What scholarship there is suffers three specific drawbacks. First, much of the literature fixates on a few key moments in EFTA's early history and tends to ignore developments in the 1970s and 1980s. Second, historians assume that EFTA was a fairly weak international organization (IO) with very little lasting impact on the world around it. And third, researchers tend to rely on the archives of EFTA's largest member states, ignoring the full range of actors involved in its decision-making process.
As such, this research project set out to:
- study EFTA over a much broader timeframe;
- trace historically EFTA's place in the integration process; and
- assess how all relevant actors - national governments/EFTA officials and institutions/non-state actors like national trade union centres and business lobby groups - shaped the Association's policies and priorities.

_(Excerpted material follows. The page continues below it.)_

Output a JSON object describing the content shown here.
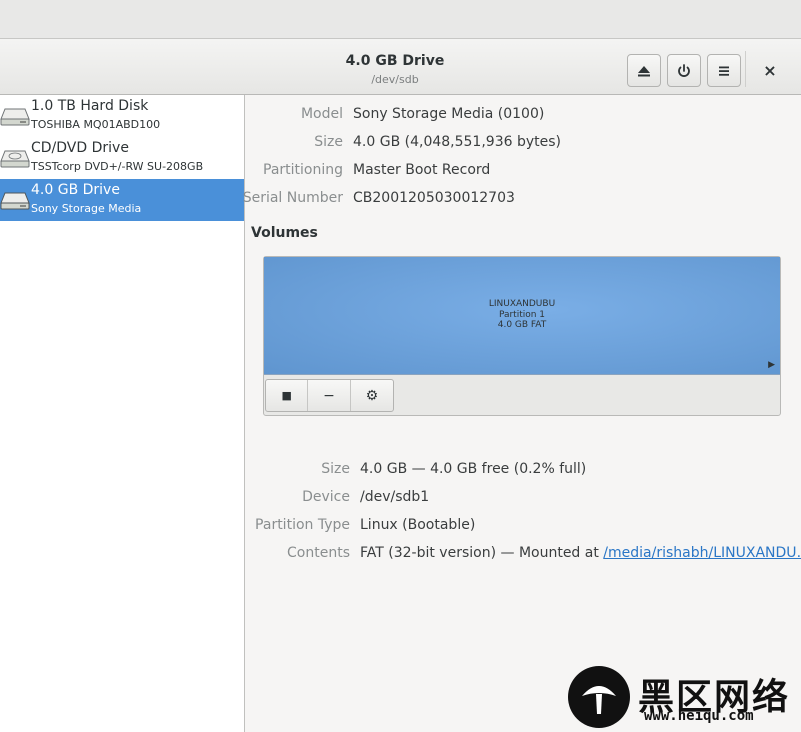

With multi-archival empirical research embedded in relevant interdisciplinary theoretical debates, the project adopted a political approach to reveal EFTA to be an increasingly complex organisation. Institutional and non-state actors developed progressively influential agenda-setting and policymaking roles. And, at times, EFTA's reach and influence strayed quite dramatically beyond its modest trade remit into the politico-strategic realm. In specific circumstances this allowed the Association to make a pointed, if understated, contribution to Western European politics, trade and security.